Les commentaires de l’élu divers gauche, Ghislain Descazeaux, concernant un "système Baylet" ne passent pas inaperçus. Baylet rétorque, affirmant : "Quel système ? Je me suis uniquement attaché à servir ma ville et mon département. Ce type de discours relève davantage de la haine que de la politique constructive."
"J’ai réellement contribué à transformer ce département qui a vu une évolution notoire. Je me fais traiter de la sorte par ceux qui, eux, n’ont rien apporté au Tarn-et-Garonne. "

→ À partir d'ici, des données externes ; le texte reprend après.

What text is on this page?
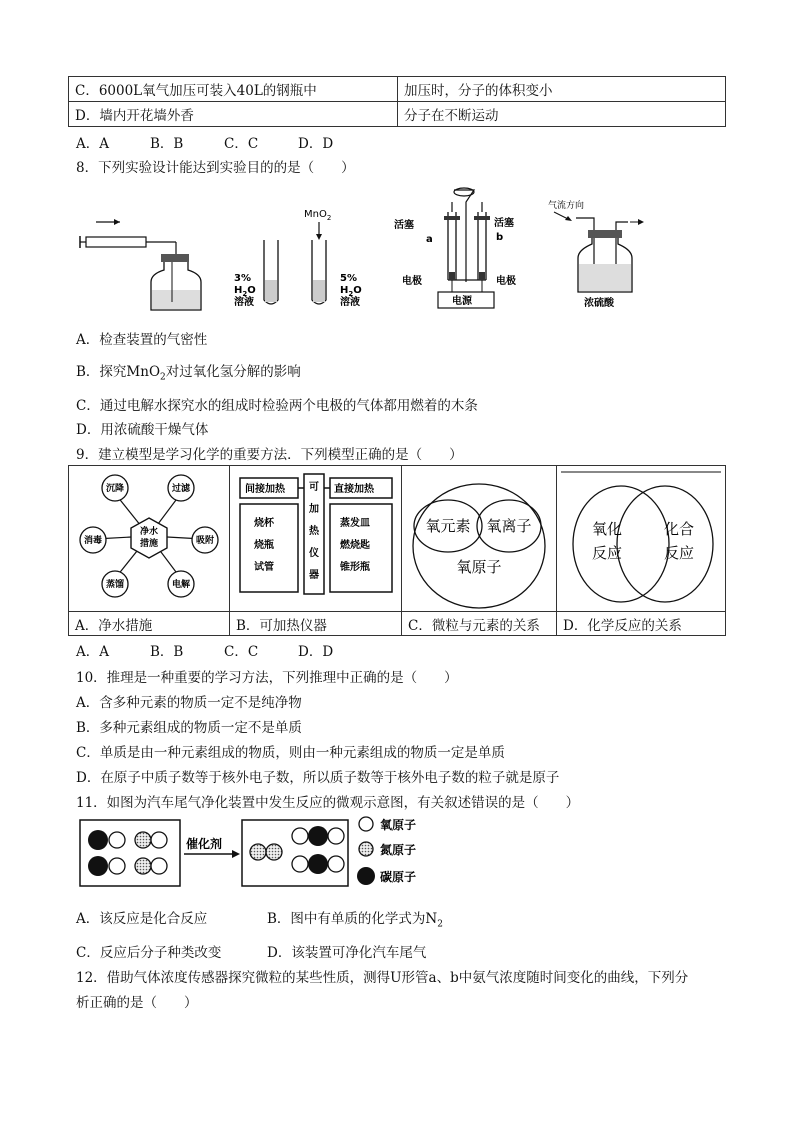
C．6000L氧气加压可装入40L的钢瓶中	加压时，分子的体积变小
D．墙内开花墙外香	分子在不断运动
A．A	B．B	C．C	D．D
8．下列实验设计能达到实验目的的是（　　）
MnO$_2$
3%
$H_2O$
溶液
5%
$H_2O$
溶液
活塞	活塞
a	b
电极	电极
电源
气流方向
浓硫酸
A．检查装置的气密性
B．探究MnO$_2$对过氧化氢分解的影响
C．通过电解水探究水的组成时检验两个电极的气体都用燃着的木条
D．用浓硫酸干燥气体
9．建立模型是学习化学的重要方法．下列模型正确的是（　　）
净水
措施
沉降	过滤
吸附
电解
蒸馏
消毒
间接加热	直接加热
烧杯
烧瓶
试管
蒸发皿
燃烧匙
锥形瓶
可
加
热
仪
器
氧元素 氧离子
氧原子
氧化
反应
化合
反应
A．净水措施	B．可加热仪器	C．微粒与元素的关系 D．化学反应的关系
A．A	B．B	C．C	D．D
10．推理是一种重要的学习方法，下列推理中正确的是（　　）
A．含多种元素的物质一定不是纯净物
B．多种元素组成的物质一定不是单质
C．单质是由一种元素组成的物质，则由一种元素组成的物质一定是单质
D．在原子中质子数等于核外电子数，所以质子数等于核外电子数的粒子就是原子
11．如图为汽车尾气净化装置中发生反应的微观示意图，有关叙述错误的是（　　）
催化剂
氧原子
氮原子
碳原子
A．该反应是化合反应	B．图中有单质的化学式为$N_2$
C．反应后分子种类改变	D．该装置可净化汽车尾气
12．借助气体浓度传感器探究微粒的某些性质，测得U形管a、b中氨气浓度随时间变化的曲线，下列分
析正确的是（　　）
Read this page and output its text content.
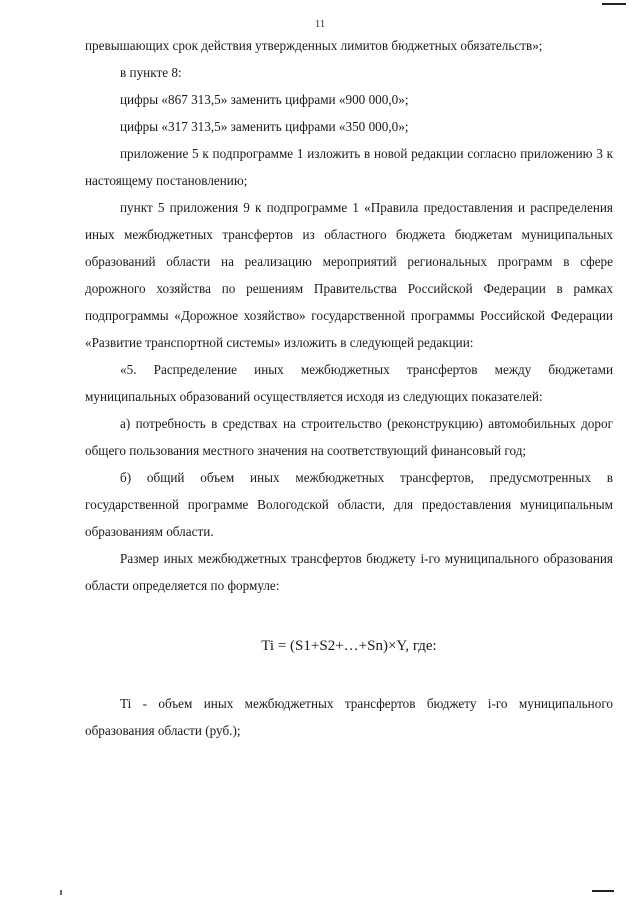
11

превышающих срок действия утвержденных лимитов бюджетных обязательств»;

в пункте 8:

цифры «867 313,5» заменить цифрами «900 000,0»;

цифры «317 313,5» заменить цифрами «350 000,0»;

приложение 5 к подпрограмме 1 изложить в новой редакции согласно приложению 3 к настоящему постановлению;

пункт 5 приложения 9 к подпрограмме 1 «Правила предоставления и распределения иных межбюджетных трансфертов из областного бюджета бюджетам муниципальных образований области на реализацию мероприятий региональных программ в сфере дорожного хозяйства по решениям Правительства Российской Федерации в рамках подпрограммы «Дорожное хозяйство» государственной программы Российской Федерации «Развитие транспортной системы» изложить в следующей редакции:

«5. Распределение иных межбюджетных трансфертов между бюджетами муниципальных образований осуществляется исходя из следующих показателей:

а) потребность в средствах на строительство (реконструкцию) автомобильных дорог общего пользования местного значения на соответствующий финансовый год;

б) общий объем иных межбюджетных трансфертов, предусмотренных в государственной программе Вологодской области, для предоставления муниципальным образованиям области.

Размер иных межбюджетных трансфертов бюджету i-го муниципального образования области определяется по формуле:

Ti = (S1+S2+…+Sn)×Y, где:

Ti - объем иных межбюджетных трансфертов бюджету i-го муниципального образования области (руб.);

Tout au long de sa carrière, Baylet a initié des politiques d'irrigation qui ont permis à Tarn-et-Garonne de figurer parmi les départements les mieux irrigués de France. Il a aussi créé la zone Grand Sud logistique sur plusieurs communes et a été un acteur clé dans la construction d'établissements scolaires, dont un campus universitaire à Montauban. Ces réalisations, selon lui, sont souvent méprisées par des détracteurs peu enclins à reconnaître son apport.

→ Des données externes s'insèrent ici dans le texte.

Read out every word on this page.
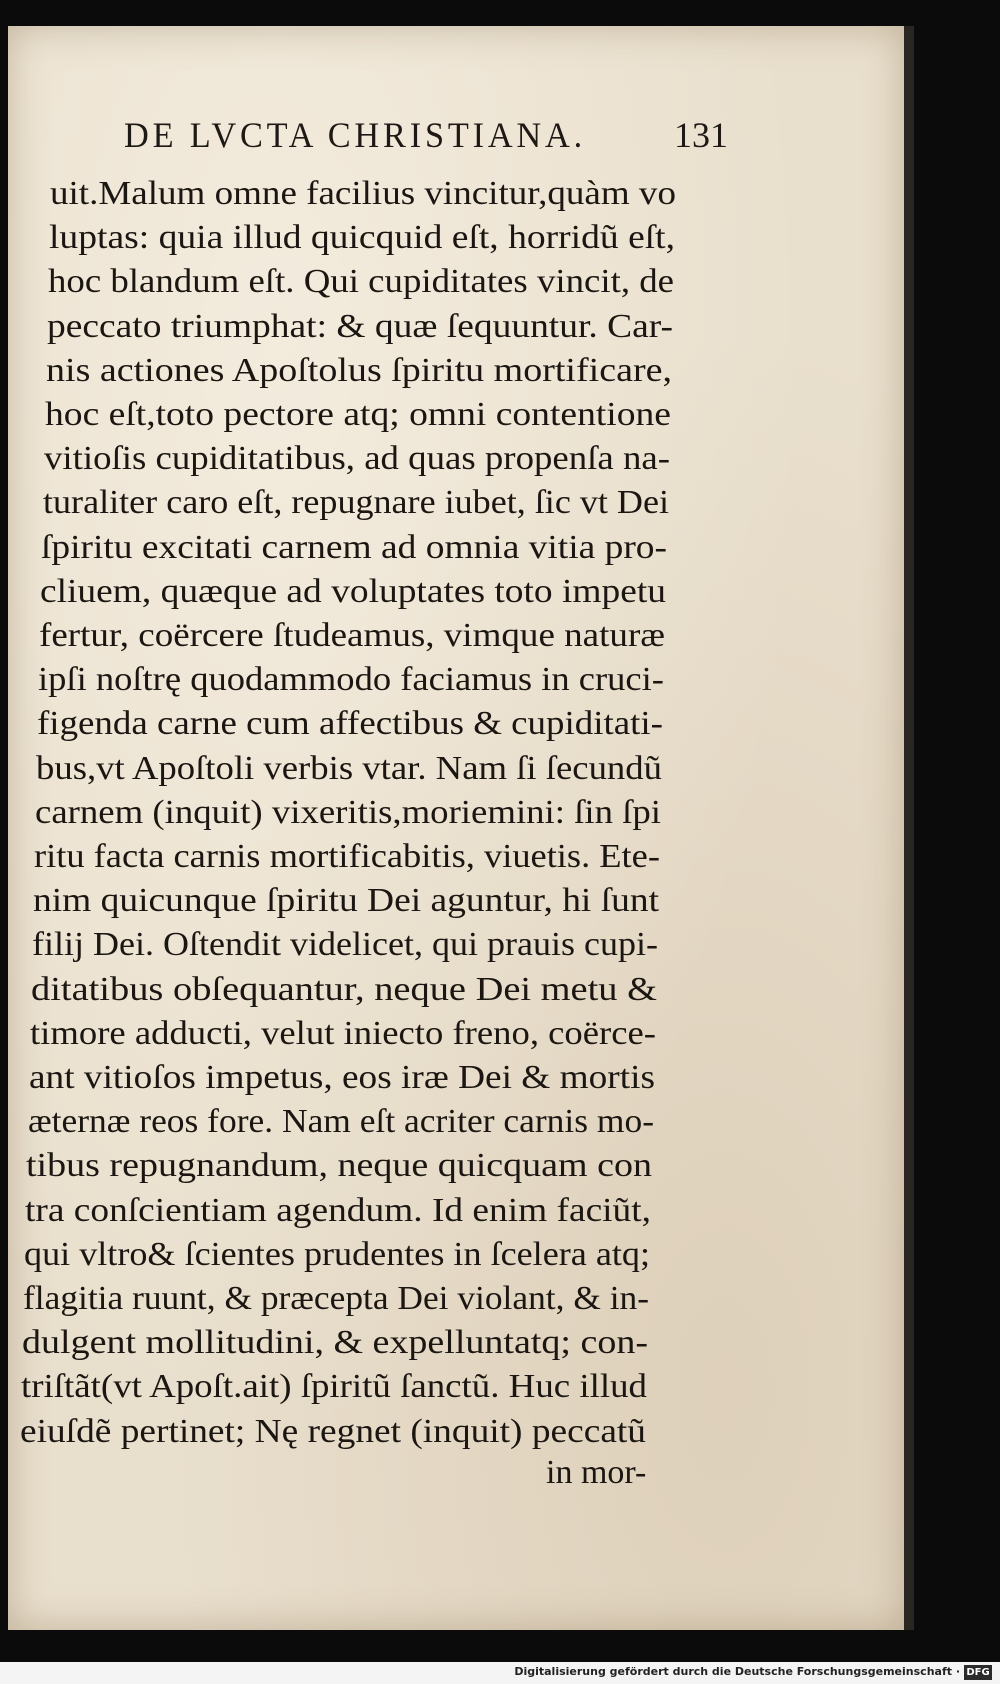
DE LVCTA CHRISTIANA. 131
uit.Malum omne facilius vincitur,quàm vo
luptas: quia illud quicquid eſt, horridũ eſt,
hoc blandum eſt. Qui cupiditates vincit, de
peccato triumphat: & quæ ſequuntur. Car-
nis actiones Apoſtolus ſpiritu mortificare,
hoc eſt,toto pectore atq; omni contentione
vitioſis cupiditatibus, ad quas propenſa na-
turaliter caro eſt, repugnare iubet, ſic vt Dei
ſpiritu excitati carnem ad omnia vitia pro-
cliuem, quæque ad voluptates toto impetu
fertur, coërcere ſtudeamus, vimque naturæ
ipſi noſtrę quodammodo faciamus in cruci-
figenda carne cum affectibus & cupiditati-
bus,vt Apoſtoli verbis vtar. Nam ſi ſecundũ
carnem (inquit) vixeritis,moriemini: ſin ſpi
ritu facta carnis mortificabitis, viuetis. Ete-
nim quicunque ſpiritu Dei aguntur, hi ſunt
filij Dei. Oſtendit videlicet, qui prauis cupi-
ditatibus obſequantur, neque Dei metu &
timore adducti, velut iniecto freno, coërce-
ant vitioſos impetus, eos iræ Dei & mortis
æternæ reos fore. Nam eſt acriter carnis mo-
tibus repugnandum, neque quicquam con
tra conſcientiam agendum. Id enim faciũt,
qui vltro& ſcientes prudentes in ſcelera atq;
flagitia ruunt, & præcepta Dei violant, & in-
dulgent mollitudini, & expelluntatq; con-
triſtãt(vt Apoſt.ait) ſpiritũ ſanctũ. Huc illud
eiuſdẽ pertinet; Nę regnet (inquit) peccatũ
in mor-
Digitalisierung gefördert durch die Deutsche Forschungsgemeinschaft · DFG
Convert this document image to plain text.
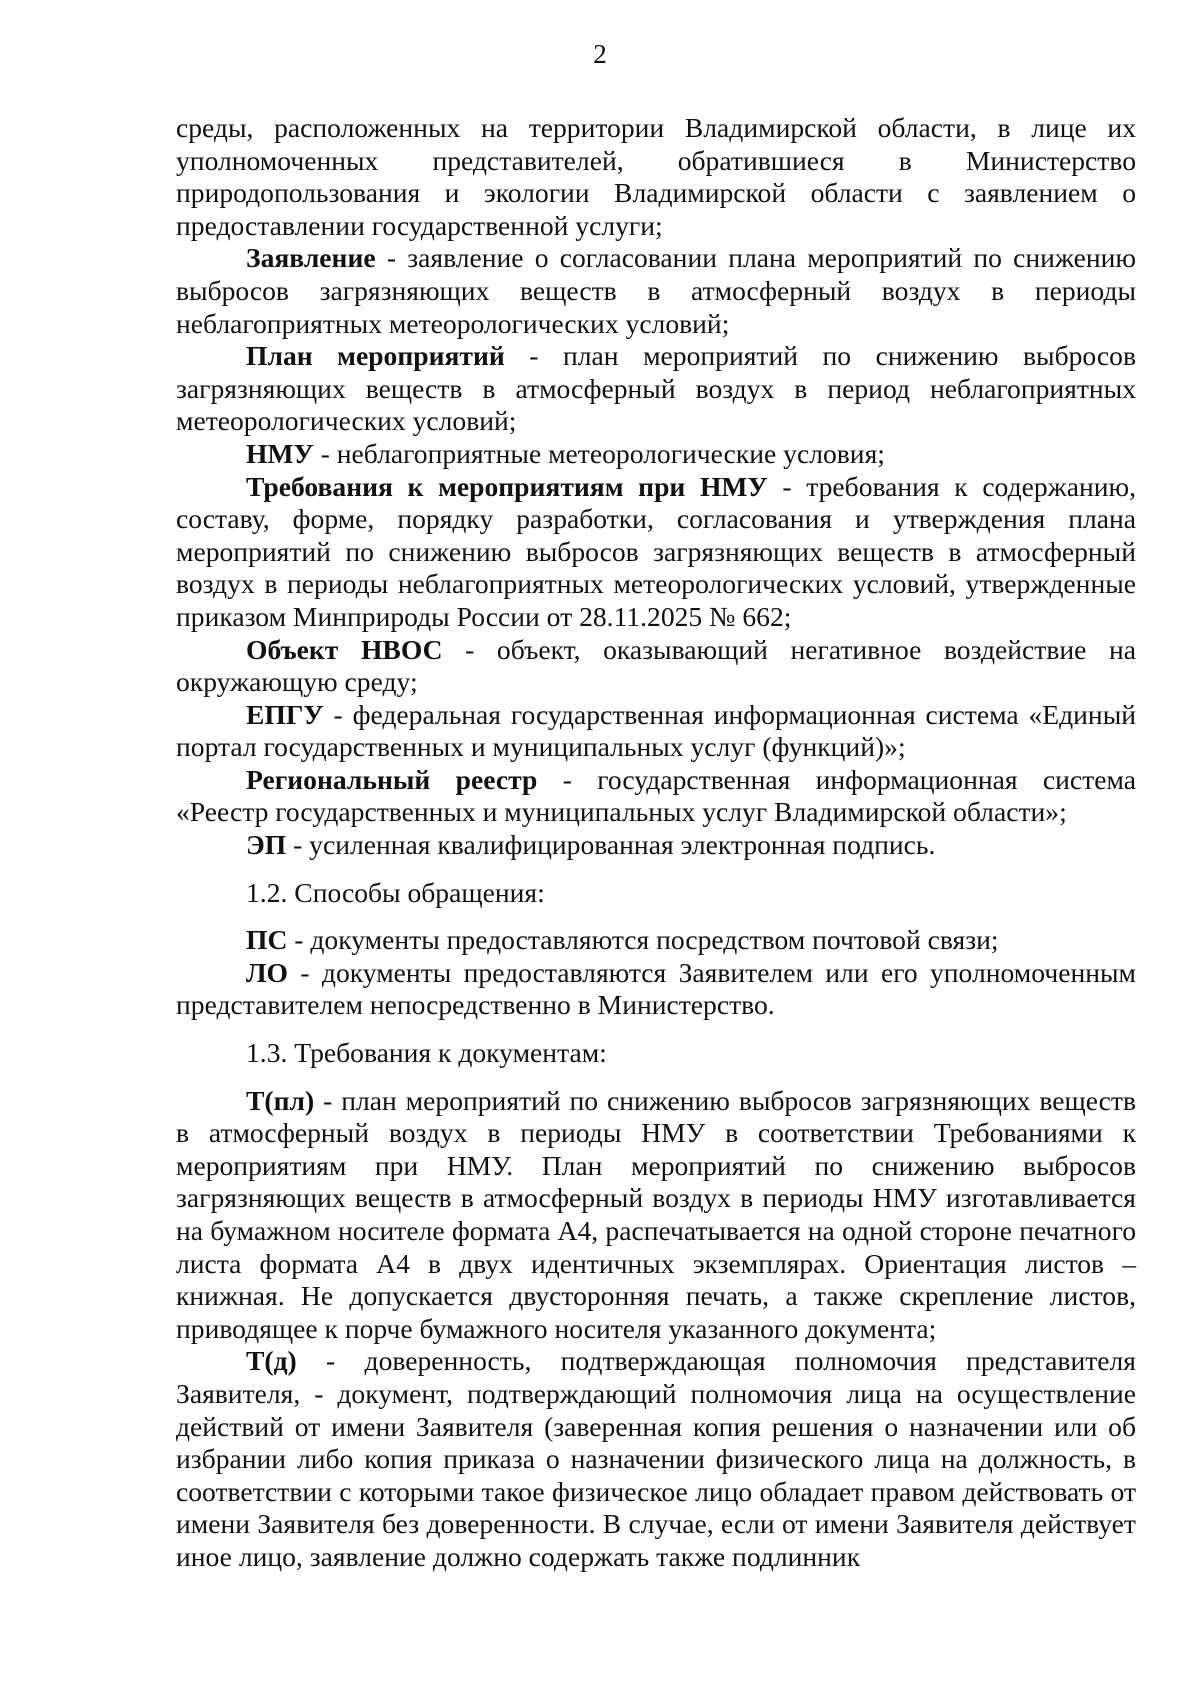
2

среды, расположенных на территории Владимирской области, в лице их уполномоченных представителей, обратившиеся в Министерство природопользования и экологии Владимирской области с заявлением о предоставлении государственной услуги;

Заявление - заявление о согласовании плана мероприятий по снижению выбросов загрязняющих веществ в атмосферный воздух в периоды неблагоприятных метеорологических условий;

План мероприятий - план мероприятий по снижению выбросов загрязняющих веществ в атмосферный воздух в период неблагоприятных метеорологических условий;

НМУ - неблагоприятные метеорологические условия;

Требования к мероприятиям при НМУ - требования к содержанию, составу, форме, порядку разработки, согласования и утверждения плана мероприятий по снижению выбросов загрязняющих веществ в атмосферный воздух в периоды неблагоприятных метеорологических условий, утвержденные приказом Минприроды России от 28.11.2025 № 662;

Объект НВОС - объект, оказывающий негативное воздействие на окружающую среду;

ЕПГУ - федеральная государственная информационная система «Единый портал государственных и муниципальных услуг (функций)»;

Региональный реестр - государственная информационная система «Реестр государственных и муниципальных услуг Владимирской области»;

ЭП - усиленная квалифицированная электронная подпись.

1.2. Способы обращения:

ПС - документы предоставляются посредством почтовой связи;

ЛО - документы предоставляются Заявителем или его уполномоченным представителем непосредственно в Министерство.

1.3. Требования к документам:

Т(пл) - план мероприятий по снижению выбросов загрязняющих веществ в атмосферный воздух в периоды НМУ в соответствии Требованиями к мероприятиям при НМУ. План мероприятий по снижению выбросов загрязняющих веществ в атмосферный воздух в периоды НМУ изготавливается на бумажном носителе формата А4, распечатывается на одной стороне печатного листа формата А4 в двух идентичных экземплярах. Ориентация листов – книжная. Не допускается двусторонняя печать, а также скрепление листов, приводящее к порче бумажного носителя указанного документа;

Т(д) - доверенность, подтверждающая полномочия представителя Заявителя, - документ, подтверждающий полномочия лица на осуществление действий от имени Заявителя (заверенная копия решения о назначении или об избрании либо копия приказа о назначении физического лица на должность, в соответствии с которыми такое физическое лицо обладает правом действовать от имени Заявителя без доверенности. В случае, если от имени Заявителя действует иное лицо, заявление должно содержать также подлинник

"Le PS 82, un vrai panier de crabes"
En ce qui concerne le Parti Socialiste, Baylet n'hésite pas à exprimer sa déception : "Il ferait bien de se remettre en question. La fédération PS 82 est devenue un véritable panier de crabes. Ils ont refusé de dialoguer, offrant ainsi Montauban sur un plateau à leurs adversaires politiques."

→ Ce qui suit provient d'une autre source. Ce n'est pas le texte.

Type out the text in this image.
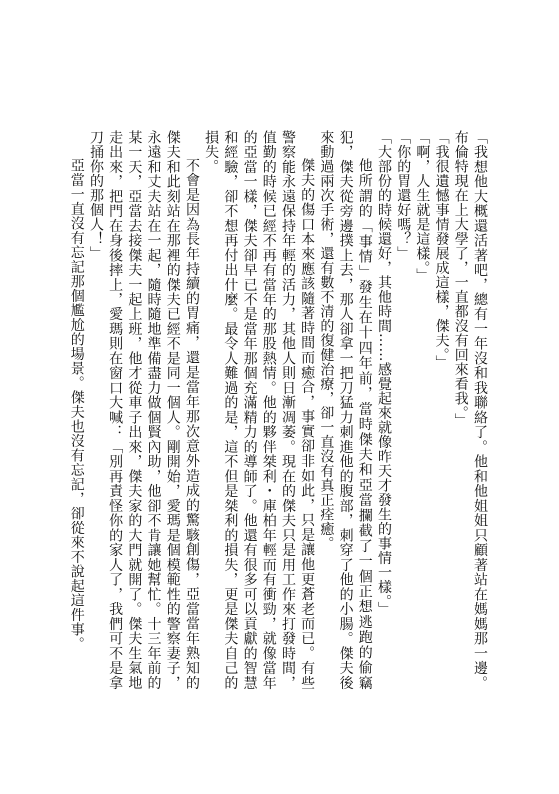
「我想他大概還活著吧，總有一年沒和我聯絡了。他和他姐姐只顧著站在媽媽那一邊。布倫特現在上大學了，一直都沒有回來看我。」

「我很遺憾事情發展成這樣，傑夫。」

「啊，人生就是這樣。」

「你的胃還好嗎？」

「大部份的時候還好，其他時間……感覺起來就像昨天才發生的事情一樣。」

他所謂的「事情」發生在十四年前，當時傑夫和亞當攔截了一個正想逃跑的偷竊犯，傑夫從旁邊撲上去，那人卻拿一把刀猛力刺進他的腹部，刺穿了他的小腸。傑夫後來動過兩次手術，還有數不清的復健治療，卻一直沒有真正痊癒。

傑夫的傷口本來應該隨著時間而癒合，事實卻非如此，只是讓他更蒼老而已。有些警察能永遠保持年輕的活力，其他人則日漸凋萎。現在的傑夫只是用工作來打發時間，值勤的時候已經不再有當年的那股熱情。他的夥伴桀利・庫柏年輕而有衝勁，就像當年的亞當一樣，傑夫卻早已不是當年那個充滿精力的導師了。他還有很多可以貢獻的智慧和經驗，卻不想再付出什麼。最令人難過的是，這不但是桀利的損失，更是傑夫自己的損失。

不會是因為長年持續的胃痛，還是當年那次意外造成的驚駭創傷，亞當當年熟知的傑夫和此刻站在那裡的傑夫已經不是同一個人。剛開始，愛瑪是個模範性的警察妻子，永遠和丈夫站在一起，隨時隨地準備盡力做個賢內助，他卻不肯讓她幫忙。十三年前的某一天，亞當去接傑夫一起上班，他才從車子出來，傑夫家的大門就開了。傑夫生氣地走出來，把門在身後摔上，愛瑪則在窗口大喊：「別再責怪你的家人了，我們可不是拿刀捅你的那個人！」

亞當一直沒有忘記那個尷尬的場景。傑夫也沒有忘記，卻從來不說起這件事。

Pour lui, le groupe socialiste présidé par Dominique Sardeing porte une grande part de responsabilité dans la dérive à droite du conseil départemental. "Comment avancer avec des dirigeants pareils ? Je suis resté fidèle à mes idéaux radicaux de gauche tout au long de ma carrière," conclut-il, en faisant écho à son ancrage politique.